Joey-Haney commented 5 years ago

The debugging checklist and tables have been tested on the current state of gestures and there have been several notes made to improve this. Refer to all fingers not being extended as a fist. This is more efficient language and communicates the same thing less awkwardly. Add a state of finger extensions to the list of finger extensions states that specifies all fingers to help make the "some fingers" point not have as much weighing on its interpretation. The tables which outline the possible comboes of speed, direction and fingers for open palm push and open palm swipe can be combined and reduce the actions needed to test these by 27 instructions to a person testing things. (50% less due to there previously having been two tables with the same data that only had slightly different intended columns)

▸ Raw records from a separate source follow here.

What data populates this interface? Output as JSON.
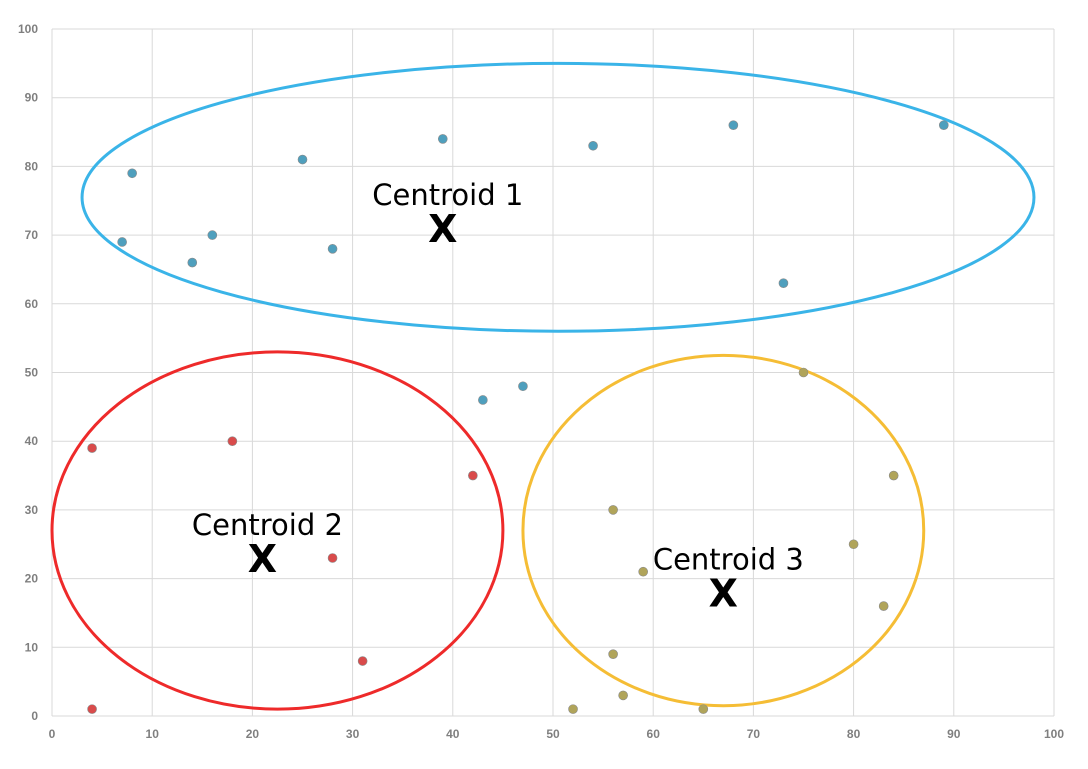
{
  "chart_data": {
    "type": "scatter",
    "xlim": [
      0,
      100
    ],
    "ylim": [
      0,
      100
    ],
    "x_ticks": [
      "0",
      "10",
      "20",
      "30",
      "40",
      "50",
      "60",
      "70",
      "80",
      "90",
      "100"
    ],
    "y_ticks": [
      "0",
      "10",
      "20",
      "30",
      "40",
      "50",
      "60",
      "70",
      "80",
      "90",
      "100"
    ],
    "grid": true,
    "series": [
      {
        "color": "#4f9fbd",
        "points": [
          {
            "x": 7,
            "y": 69
          },
          {
            "x": 8,
            "y": 79
          },
          {
            "x": 14,
            "y": 66
          },
          {
            "x": 16,
            "y": 70
          },
          {
            "x": 25,
            "y": 81
          },
          {
            "x": 28,
            "y": 68
          },
          {
            "x": 39,
            "y": 84
          },
          {
            "x": 54,
            "y": 83
          },
          {
            "x": 68,
            "y": 86
          },
          {
            "x": 73,
            "y": 63
          },
          {
            "x": 89,
            "y": 86
          },
          {
            "x": 43,
            "y": 46
          },
          {
            "x": 47,
            "y": 48
          }
        ]
      },
      {
        "color": "#d94b4b",
        "points": [
          {
            "x": 4,
            "y": 39
          },
          {
            "x": 4,
            "y": 1
          },
          {
            "x": 18,
            "y": 40
          },
          {
            "x": 28,
            "y": 23
          },
          {
            "x": 31,
            "y": 8
          },
          {
            "x": 42,
            "y": 35
          }
        ]
      },
      {
        "color": "#b0a45a",
        "points": [
          {
            "x": 52,
            "y": 1
          },
          {
            "x": 56,
            "y": 30
          },
          {
            "x": 56,
            "y": 9
          },
          {
            "x": 57,
            "y": 3
          },
          {
            "x": 59,
            "y": 21
          },
          {
            "x": 65,
            "y": 1
          },
          {
            "x": 75,
            "y": 50
          },
          {
            "x": 80,
            "y": 25
          },
          {
            "x": 83,
            "y": 16
          },
          {
            "x": 84,
            "y": 35
          }
        ]
      }
    ],
    "clusters": [
      {
        "label": "Centroid 1",
        "marker": "X",
        "center": {
          "x": 39,
          "y": 71
        },
        "color": "#3ab4e8",
        "ellipse": {
          "cx": 50.5,
          "cy": 75.5,
          "rx": 47.5,
          "ry": 19.5
        }
      },
      {
        "label": "Centroid 2",
        "marker": "X",
        "center": {
          "x": 21,
          "y": 23
        },
        "color": "#ee2a2a",
        "ellipse": {
          "cx": 22.5,
          "cy": 27,
          "rx": 22.5,
          "ry": 26
        }
      },
      {
        "label": "Centroid 3",
        "marker": "X",
        "center": {
          "x": 67,
          "y": 18
        },
        "color": "#f5bd35",
        "ellipse": {
          "cx": 67,
          "cy": 27,
          "rx": 20,
          "ry": 25.5
        }
      }
    ]
  }
}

Joey-Haney commented 5 years ago

In trying to get push and swipe working with Vive pro gesture recognition, I have determined that setting the speed tolerance to 0.36 makes it activate with any motion of an open palm, however 0.37 makes it never activate (in this case push). Previously with the tolerances only being used with leap motion, the speed tolerance was 0.5

Joey-Haney commented 5 years ago

I have been forgetting to reference the issue in commits. I will be making an effort to remember now that I have been reminded

camden-bock commented 5 years ago

Here's a list of the gesture implementations that were requested, and issues they've been mapped to

These are the gestures that need implementing.

Joey-Haney commented 5 years ago

Compound Gesture thoughts: A way around having A gesture which needs to know the position of each hand when the gesture is activated, and throughout the gesture. This will be activated with a two handed gesture, and the data will be grabbed from the individual one handed gestures in a separate object that is created at the beginning of the gesture and destroyed when the gesture is no longer being used.